Wasm is little-endian, by design. There are now multiple wasm engines implementing wasm's little-endian semantics on big-endian hosts, and they appear to work well. See #1426 for discussion of a bswap
instruction.
we feel like interface types should support be/le translation. (interface types are shipped with the binary, right? so it's basically "free" (aka slow on the "wrong" platform) as far as libc's and whatnot are concerned?)
Interface types (now the component model) does encapsulate endianness. That said, adding a big-endian mode to Wasm would still have enormous costs and confusion for the ecosystem as a whole.
so we can have an ABI defined entirely by interface types and not have to worry about performance tuning for weird wasm VMs? ^^
You can have an ABI defined entirely by the component model. This doesn't mean you'll never have to worry about performance tuning though.
we feel like that should enable LLVM to use big-endian calling conventions when generating wasm, while the libc implementation itself is still LE, and then it just generates component model stuff to adapt between them?
then a special BE VM can detect that and use a big endian libc and get better performance that way!
The LLVM backend will not be adding big-endian support. Wasm is a little-endian platform, by design. The LLVM Wasm backend is focused on that.
Interface types (now the component model) does encapsulate endianness.
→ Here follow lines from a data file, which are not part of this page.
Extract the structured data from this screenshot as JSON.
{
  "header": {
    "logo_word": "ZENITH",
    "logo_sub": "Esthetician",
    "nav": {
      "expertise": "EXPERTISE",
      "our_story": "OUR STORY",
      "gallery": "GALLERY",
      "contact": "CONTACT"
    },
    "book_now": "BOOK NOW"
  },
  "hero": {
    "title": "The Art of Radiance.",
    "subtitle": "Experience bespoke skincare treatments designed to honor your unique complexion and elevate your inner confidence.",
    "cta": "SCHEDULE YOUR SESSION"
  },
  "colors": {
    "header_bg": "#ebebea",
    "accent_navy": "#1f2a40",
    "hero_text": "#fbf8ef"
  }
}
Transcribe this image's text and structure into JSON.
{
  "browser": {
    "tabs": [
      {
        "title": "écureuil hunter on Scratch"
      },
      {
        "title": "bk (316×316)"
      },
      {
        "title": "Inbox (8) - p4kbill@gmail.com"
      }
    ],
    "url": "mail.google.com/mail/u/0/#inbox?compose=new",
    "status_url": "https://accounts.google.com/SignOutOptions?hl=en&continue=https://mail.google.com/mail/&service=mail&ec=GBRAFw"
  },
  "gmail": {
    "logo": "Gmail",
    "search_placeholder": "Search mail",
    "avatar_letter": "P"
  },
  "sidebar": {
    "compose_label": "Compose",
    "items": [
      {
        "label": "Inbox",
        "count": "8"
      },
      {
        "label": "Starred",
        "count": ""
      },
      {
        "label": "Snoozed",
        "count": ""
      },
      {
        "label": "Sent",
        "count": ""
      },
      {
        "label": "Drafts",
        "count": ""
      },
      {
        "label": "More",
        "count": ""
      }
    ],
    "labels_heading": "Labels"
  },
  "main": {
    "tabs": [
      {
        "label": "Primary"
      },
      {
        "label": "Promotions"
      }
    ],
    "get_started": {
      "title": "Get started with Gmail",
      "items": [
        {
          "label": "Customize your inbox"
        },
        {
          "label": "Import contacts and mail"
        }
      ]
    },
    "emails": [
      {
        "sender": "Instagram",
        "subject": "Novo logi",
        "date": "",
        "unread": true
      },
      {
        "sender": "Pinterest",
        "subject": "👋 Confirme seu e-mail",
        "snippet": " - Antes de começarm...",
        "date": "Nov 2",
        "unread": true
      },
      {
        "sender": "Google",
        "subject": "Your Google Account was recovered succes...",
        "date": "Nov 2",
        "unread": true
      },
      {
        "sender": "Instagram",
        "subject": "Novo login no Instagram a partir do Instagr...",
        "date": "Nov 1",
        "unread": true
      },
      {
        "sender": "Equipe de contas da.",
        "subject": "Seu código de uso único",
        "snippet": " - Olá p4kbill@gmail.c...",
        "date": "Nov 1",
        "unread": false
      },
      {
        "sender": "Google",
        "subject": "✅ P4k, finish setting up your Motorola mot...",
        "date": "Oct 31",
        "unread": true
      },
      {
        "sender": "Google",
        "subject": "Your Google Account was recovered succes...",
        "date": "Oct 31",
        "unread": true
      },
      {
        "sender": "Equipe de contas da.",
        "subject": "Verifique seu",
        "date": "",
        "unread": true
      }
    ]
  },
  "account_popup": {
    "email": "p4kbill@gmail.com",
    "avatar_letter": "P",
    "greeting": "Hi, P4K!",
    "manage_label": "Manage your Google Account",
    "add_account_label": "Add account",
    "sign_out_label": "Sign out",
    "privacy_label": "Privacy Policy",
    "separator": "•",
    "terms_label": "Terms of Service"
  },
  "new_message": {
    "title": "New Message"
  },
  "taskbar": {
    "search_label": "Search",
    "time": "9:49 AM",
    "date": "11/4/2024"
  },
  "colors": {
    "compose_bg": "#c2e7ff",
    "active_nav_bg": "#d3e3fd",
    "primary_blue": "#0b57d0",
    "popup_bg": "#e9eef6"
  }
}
@sunfishcode, do you mean it is endianness-agnostic or can it actually express endianness? I could not find a good reference to that in the repo.
LLVM backend doesn't yet support producing Component Model definitions, also switching the ABI isn't a very simple task.
It's endianness-agnostic. When a component model API passes or returns a value with a type like u32
, it's just an integer value in a particular range, and not a sequence of bytes you can observe. If you store it in linear memory and observe the bytes there, at that point, it's you writing those bytes, and not the component model.
I think I misunderstood the question above. The component model can define ABIs, however that's different from the C ABI that compilers expect to talk to their libc with. The component model does not automatically make it possible to make a big-endian C application on top of a little-endian libc.
well it should, that'd be amazing for using wasm as a weird IR for weird platforms
Is that possible add an BigEndian mode? At least not stop the implementor to implement that. Give a option.